I agree with this. But there is a second question. Who will pay for the double-blind study? Earlier in the evening I was at a graduation party. Living in a MIT/Harvard bedroom community, it is no surprise that the two people I was chatting with happened to be medical researchers. I told them about something medical I have been thinking about for personal reasons. They shared with me just how difficult it would be to try to prove it... because of funding.
I suffer from Dupuytren's Disease. It is a benign but crippling disease of the hands that causes fingers to contract for unknown reasons. As it progresses, the contractures become permanent.

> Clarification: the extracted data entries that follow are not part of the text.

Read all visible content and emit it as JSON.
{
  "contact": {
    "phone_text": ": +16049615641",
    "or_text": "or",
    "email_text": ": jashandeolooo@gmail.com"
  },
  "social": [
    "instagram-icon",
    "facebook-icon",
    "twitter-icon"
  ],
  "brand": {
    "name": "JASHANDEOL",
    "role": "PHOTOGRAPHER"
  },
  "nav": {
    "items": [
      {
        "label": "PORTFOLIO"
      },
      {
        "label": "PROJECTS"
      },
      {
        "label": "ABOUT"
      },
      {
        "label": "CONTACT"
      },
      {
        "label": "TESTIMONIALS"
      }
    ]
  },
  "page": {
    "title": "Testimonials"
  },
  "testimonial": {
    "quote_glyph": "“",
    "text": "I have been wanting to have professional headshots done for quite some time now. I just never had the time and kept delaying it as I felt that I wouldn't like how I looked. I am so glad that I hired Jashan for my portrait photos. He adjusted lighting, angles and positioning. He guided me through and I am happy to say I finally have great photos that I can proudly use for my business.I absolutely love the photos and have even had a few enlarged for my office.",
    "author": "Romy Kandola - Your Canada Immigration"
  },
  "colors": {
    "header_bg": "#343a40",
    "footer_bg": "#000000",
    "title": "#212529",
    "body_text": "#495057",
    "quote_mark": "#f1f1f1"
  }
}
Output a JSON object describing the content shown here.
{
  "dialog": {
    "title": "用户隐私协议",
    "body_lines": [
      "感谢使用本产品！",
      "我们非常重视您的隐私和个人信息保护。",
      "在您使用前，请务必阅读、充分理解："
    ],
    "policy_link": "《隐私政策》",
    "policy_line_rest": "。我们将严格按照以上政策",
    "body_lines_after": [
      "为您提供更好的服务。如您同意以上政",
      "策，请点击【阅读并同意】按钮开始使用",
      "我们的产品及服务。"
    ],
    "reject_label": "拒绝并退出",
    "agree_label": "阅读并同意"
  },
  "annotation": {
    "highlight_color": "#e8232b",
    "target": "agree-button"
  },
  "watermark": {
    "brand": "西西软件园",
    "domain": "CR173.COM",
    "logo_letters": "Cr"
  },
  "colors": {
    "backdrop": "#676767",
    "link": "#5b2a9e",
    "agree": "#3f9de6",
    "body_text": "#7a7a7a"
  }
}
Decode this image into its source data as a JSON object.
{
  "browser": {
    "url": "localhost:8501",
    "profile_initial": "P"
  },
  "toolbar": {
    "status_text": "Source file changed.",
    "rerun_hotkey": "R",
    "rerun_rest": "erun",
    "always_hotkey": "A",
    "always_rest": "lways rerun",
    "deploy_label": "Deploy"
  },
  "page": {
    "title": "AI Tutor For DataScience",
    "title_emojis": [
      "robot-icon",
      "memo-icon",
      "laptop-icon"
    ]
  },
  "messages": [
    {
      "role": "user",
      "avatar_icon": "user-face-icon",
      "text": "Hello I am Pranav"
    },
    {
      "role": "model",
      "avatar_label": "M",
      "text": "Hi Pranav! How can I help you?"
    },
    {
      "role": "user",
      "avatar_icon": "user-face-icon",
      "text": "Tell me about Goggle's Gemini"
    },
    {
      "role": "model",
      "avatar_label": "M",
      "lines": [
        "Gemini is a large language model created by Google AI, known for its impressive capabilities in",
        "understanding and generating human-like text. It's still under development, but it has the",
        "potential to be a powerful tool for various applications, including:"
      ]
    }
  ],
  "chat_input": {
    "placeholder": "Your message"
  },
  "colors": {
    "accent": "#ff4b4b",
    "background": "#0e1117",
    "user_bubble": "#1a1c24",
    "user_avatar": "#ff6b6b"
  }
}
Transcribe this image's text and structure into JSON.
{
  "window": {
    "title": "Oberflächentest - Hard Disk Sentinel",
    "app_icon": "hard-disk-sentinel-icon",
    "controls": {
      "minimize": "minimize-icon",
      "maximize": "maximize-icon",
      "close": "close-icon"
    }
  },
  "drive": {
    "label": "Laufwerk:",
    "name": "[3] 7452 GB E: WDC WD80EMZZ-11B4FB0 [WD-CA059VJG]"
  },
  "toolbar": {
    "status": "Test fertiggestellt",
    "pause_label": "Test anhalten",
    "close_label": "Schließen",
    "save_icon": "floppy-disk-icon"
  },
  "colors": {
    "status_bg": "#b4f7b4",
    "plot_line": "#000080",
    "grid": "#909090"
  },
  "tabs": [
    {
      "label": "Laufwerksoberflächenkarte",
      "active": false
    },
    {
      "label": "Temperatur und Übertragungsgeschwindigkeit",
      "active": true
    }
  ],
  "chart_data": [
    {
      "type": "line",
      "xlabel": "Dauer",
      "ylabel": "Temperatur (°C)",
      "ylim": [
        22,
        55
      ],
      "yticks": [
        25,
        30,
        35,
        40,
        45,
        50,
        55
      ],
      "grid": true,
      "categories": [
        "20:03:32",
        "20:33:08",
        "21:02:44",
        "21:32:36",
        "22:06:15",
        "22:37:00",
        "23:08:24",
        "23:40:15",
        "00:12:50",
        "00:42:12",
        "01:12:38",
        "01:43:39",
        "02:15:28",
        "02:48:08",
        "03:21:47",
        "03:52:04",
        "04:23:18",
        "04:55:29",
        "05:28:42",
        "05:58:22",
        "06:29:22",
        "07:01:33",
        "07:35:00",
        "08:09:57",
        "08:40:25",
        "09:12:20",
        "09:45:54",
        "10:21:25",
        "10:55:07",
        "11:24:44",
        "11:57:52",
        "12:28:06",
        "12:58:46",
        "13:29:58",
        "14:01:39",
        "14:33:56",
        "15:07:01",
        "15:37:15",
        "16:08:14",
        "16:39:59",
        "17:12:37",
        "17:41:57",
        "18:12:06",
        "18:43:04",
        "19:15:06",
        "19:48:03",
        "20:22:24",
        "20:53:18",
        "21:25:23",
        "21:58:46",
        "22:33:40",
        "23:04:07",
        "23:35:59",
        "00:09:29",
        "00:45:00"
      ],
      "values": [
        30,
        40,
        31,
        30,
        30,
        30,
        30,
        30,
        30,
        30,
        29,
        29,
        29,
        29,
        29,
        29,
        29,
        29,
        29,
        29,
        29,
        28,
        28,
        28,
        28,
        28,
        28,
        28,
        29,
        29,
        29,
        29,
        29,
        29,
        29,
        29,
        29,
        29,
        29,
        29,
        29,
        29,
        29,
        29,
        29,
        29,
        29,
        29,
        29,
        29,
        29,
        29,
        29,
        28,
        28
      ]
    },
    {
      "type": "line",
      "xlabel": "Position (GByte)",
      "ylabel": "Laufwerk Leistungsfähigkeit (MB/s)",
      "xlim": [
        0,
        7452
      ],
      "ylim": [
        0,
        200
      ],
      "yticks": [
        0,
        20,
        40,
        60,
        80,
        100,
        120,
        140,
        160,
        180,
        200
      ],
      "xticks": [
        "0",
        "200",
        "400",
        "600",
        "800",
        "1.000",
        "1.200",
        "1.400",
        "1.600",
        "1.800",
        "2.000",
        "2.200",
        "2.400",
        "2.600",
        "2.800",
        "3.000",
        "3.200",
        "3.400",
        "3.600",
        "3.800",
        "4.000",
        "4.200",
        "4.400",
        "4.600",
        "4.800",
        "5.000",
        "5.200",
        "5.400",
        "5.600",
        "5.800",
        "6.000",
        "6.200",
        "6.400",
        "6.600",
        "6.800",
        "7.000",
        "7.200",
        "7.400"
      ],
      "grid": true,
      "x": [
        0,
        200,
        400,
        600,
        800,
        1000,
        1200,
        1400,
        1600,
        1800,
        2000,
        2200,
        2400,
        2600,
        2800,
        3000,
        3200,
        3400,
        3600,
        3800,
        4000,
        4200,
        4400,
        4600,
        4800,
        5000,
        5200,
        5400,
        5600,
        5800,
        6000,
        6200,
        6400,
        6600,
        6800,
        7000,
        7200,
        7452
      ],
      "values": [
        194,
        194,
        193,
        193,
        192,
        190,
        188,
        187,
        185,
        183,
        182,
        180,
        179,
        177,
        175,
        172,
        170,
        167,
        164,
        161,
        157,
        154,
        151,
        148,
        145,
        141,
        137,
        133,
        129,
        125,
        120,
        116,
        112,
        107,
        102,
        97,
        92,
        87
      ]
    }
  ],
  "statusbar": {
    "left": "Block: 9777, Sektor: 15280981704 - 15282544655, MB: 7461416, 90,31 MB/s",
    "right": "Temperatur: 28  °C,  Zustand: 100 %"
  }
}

I have already had two surgeries and been treated with radiation only to have the contractures reappear and progress even more aggressively. As my contractures were exceeding 35 degrees and approaching 60 degrees, I needed to seriously consider a more aggressive surgery.
As this was happening, I was also having some minor GI complaints and was wandering in the magnesium aisle of a health food store. Thinking nothing of my Dupuytren's contractures, I decided to try a magnesium supplement. I am sure that you know where this is going. The supplement had its usual GI effects but within three weeks the nodules in my hands that led to the contractures had softened and my fingers were straightening out. One hand, which was verified by two physicians to be contracted more than 30 degrees, was now entirely straight. Despite the supplementation, a red blood cell test still showed a cellular magnesium level below normal limits indicating just how low it must have been.
Dupuytren's is frequently found in patients with diabetes. One European study determined it was present in 14% of patients with both type 1 and type 2 diabetes. It is also known that at least 13.5-47.7% of diabetics have low magnesium. This study also noted, "Despite numerous reports linking hypomagnesemia to chronic diabetic complications, attention to this issue is poor among clinicians." Dupuytren's Disease is also extremely high in patients with alcoholism and liver disease. This population is also well known to be low in magnesium.
Association is not causation, but it turns out that a lot of people have been implicating low magnesium in many diseases for some time. And while some scientists may dismiss blog sites and popular books, it doesn't necessarily mean that the writers are wrong. The only way to move from anecdotal to scientific is by careful double-blinded studies, and that takes money.
Will the much-neglected orphan, Dupuytren's Disease, turn out to be the canary in the mine for a much larger problem of insufficient magnesium in our diet? Only time and some good well-controlled studies will tell. But in the meantime, I am going to continue my magnesium supplementation.